Eles não têm direito de explorar esses recursos?

Acho que têm, sim. Por isso é que eu acho que, antes de qualquer coisa, é preciso definir o que os índios são para evitar que sejam tomados bens de outros. Para evitar que sejam atropelados os direitos dos outros, precisamos definir quem eles são. Após isso, se define o que deve ser devolvido, o que se entrega a eles, o que os transforma em responsáveis.

E o projeto para exploração mineral em áreas indígenas?

Esse projeto que tramita no Congresso Nacional é uma bobagem, falácia. Ninguém fará contrato com quem não tem obrigação nenhuma em cumpri-lo. Índio é inimputável. É o único povo da terra que carrega o seu direito em trânsito. Para onde eles se movimentam, para onde ele vão, a área se torna deles. Precisamos de leis que digam onde o branco não pode estar nas áreas deles, onde nós não podemos adentrar. Do contrário, nenhuma lei ou autoridade pode obrigá-los a ficar dentro de suas áreas. Foi o caso dos ianomami, que são apenas 7 mil e nunca ocuparam uma área daquele tamanho. Aquilo não existe. Com a chegada do garimpo, a área implodiu porque os índios acorreram, por uma questão de subsistência, para os postos onde estavam os garimpeiros. Isso fazia com se espalhassem de forma mais extensa na área. Então onde não existia índio passou a existir e a área foi sendo ampliada. Boa parte dos macuxi foi trazida das Guianas para o Brasil pela Consolata nos anos 70. Quando a Polícia Federal enyrou no caso foi dito em defesa deles que índio não tem pátria. Então a gente fica sem saber o tamanho dessa coisa.

Como o senhor avalia a política ambiental sob o comando do ministro Carlos Minc?

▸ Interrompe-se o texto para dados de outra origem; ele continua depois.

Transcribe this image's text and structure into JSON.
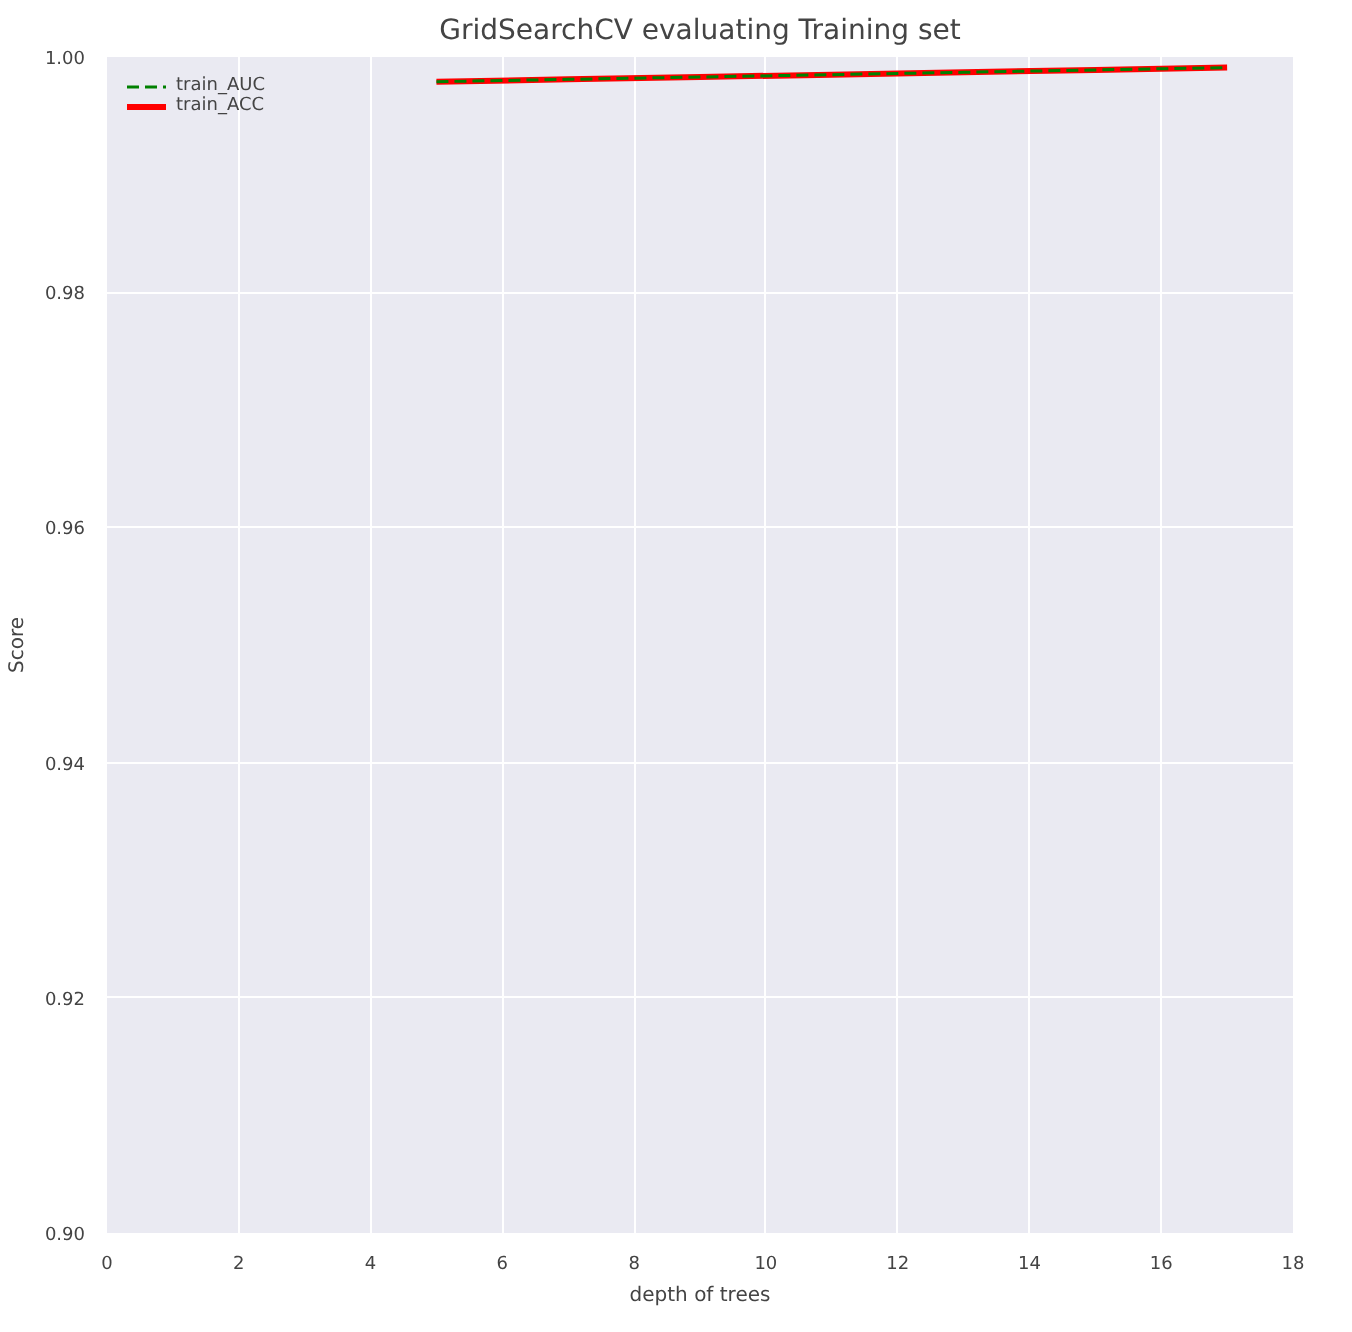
{
  "chart_data": {
    "type": "line",
    "title": "GridSearchCV evaluating Training set",
    "xlabel": "depth of trees",
    "ylabel": "Score",
    "xlim": [
      0,
      18
    ],
    "xticks": [
      0,
      2,
      4,
      6,
      8,
      10,
      12,
      14,
      16,
      18
    ],
    "ylim": [
      0.9,
      1.0
    ],
    "yticks": [
      {
        "value": 0.9,
        "label": "0.90"
      },
      {
        "value": 0.92,
        "label": "0.92"
      },
      {
        "value": 0.94,
        "label": "0.94"
      },
      {
        "value": 0.96,
        "label": "0.96"
      },
      {
        "value": 0.98,
        "label": "0.98"
      },
      {
        "value": 1.0,
        "label": "1.00"
      }
    ],
    "x": [
      5,
      7,
      9,
      11,
      13,
      15,
      17
    ],
    "series": [
      {
        "name": "train_AUC",
        "color": "#008000",
        "line_style": "dashed",
        "values": [
          0.9979,
          0.9981,
          0.9983,
          0.9985,
          0.9987,
          0.9989,
          0.9991
        ]
      },
      {
        "name": "train_ACC",
        "color": "#ff0000",
        "line_style": "solid",
        "values": [
          0.9979,
          0.9981,
          0.9983,
          0.9985,
          0.9987,
          0.9989,
          0.9991
        ]
      }
    ],
    "grid": true,
    "legend": "top left"
  }
}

Eu acho a Marina Silva um doce de pessoa. Quanto ao Carlos Minc, conheci esse rapaz no Rio de Janeiro há muitos anos. Ele tem um currículo bom e imaginava que fosse corresponder ao histórico de resistência contra a ditadura etc. Mas vejo que a magia da cadeira do poder mexeu com a cabeça dele. Esperava-se que ele apresentasse um projeto de como as coisas devem funcionar e não de paralisação. Ele já chegou falando em guarda ambiental, isto é, ele copiou Fernando Collor: um orgasmo a cada continência de um general de quatro estrelas. Mas não pensem eles que a Amazônia vai ficar aí para espaço verde ou par ser invadida amanhã por quem quer que seja. Custa muito dinheiro fazer uma ação militar.

O que é a Amazônia?

Na Amazônia só não tem baiano, que é uma outra raça brasileira. A Amazônia é uma região de pessoas para lá de excepcionais. Ela suga de todas as regiões as pessoas mais rebeldes do sistema social brasileiro, que não aceitam a mendicância, o comando ditatorial de governos. Para a Amazônia se vai pela alma para enfrentar outra fronteira de vida. Na Amazônia, a gente é avaliado pelo que a gente é e não pelo que a gente tem. Essa é a grande diferença da Amazônia em relação ao resto do mundo. Lá só tem quem trabalha, lá só tem quem sabe, quem faz. É por isso que a Amazônia não acomoda baiano. E não tendo sesta, não tem como baiano ficar. Baiano gosta de dormir e acordar tarde. O único baiano na Amazônia que não deu para nada e virou senador foi meu amigo Ademir Andrade. Mas o grande problema mesmo é saber quem são os índios. Quem são os índios e como vamos tratá-los? Quais os direitos que vamos dar a eles? Qual a possibilidade de entendimento que vamos ter com eles? Eu conheço uma sociedade indígena infinitamente melhor do que a maioria das pessoas que fazem as leis dela.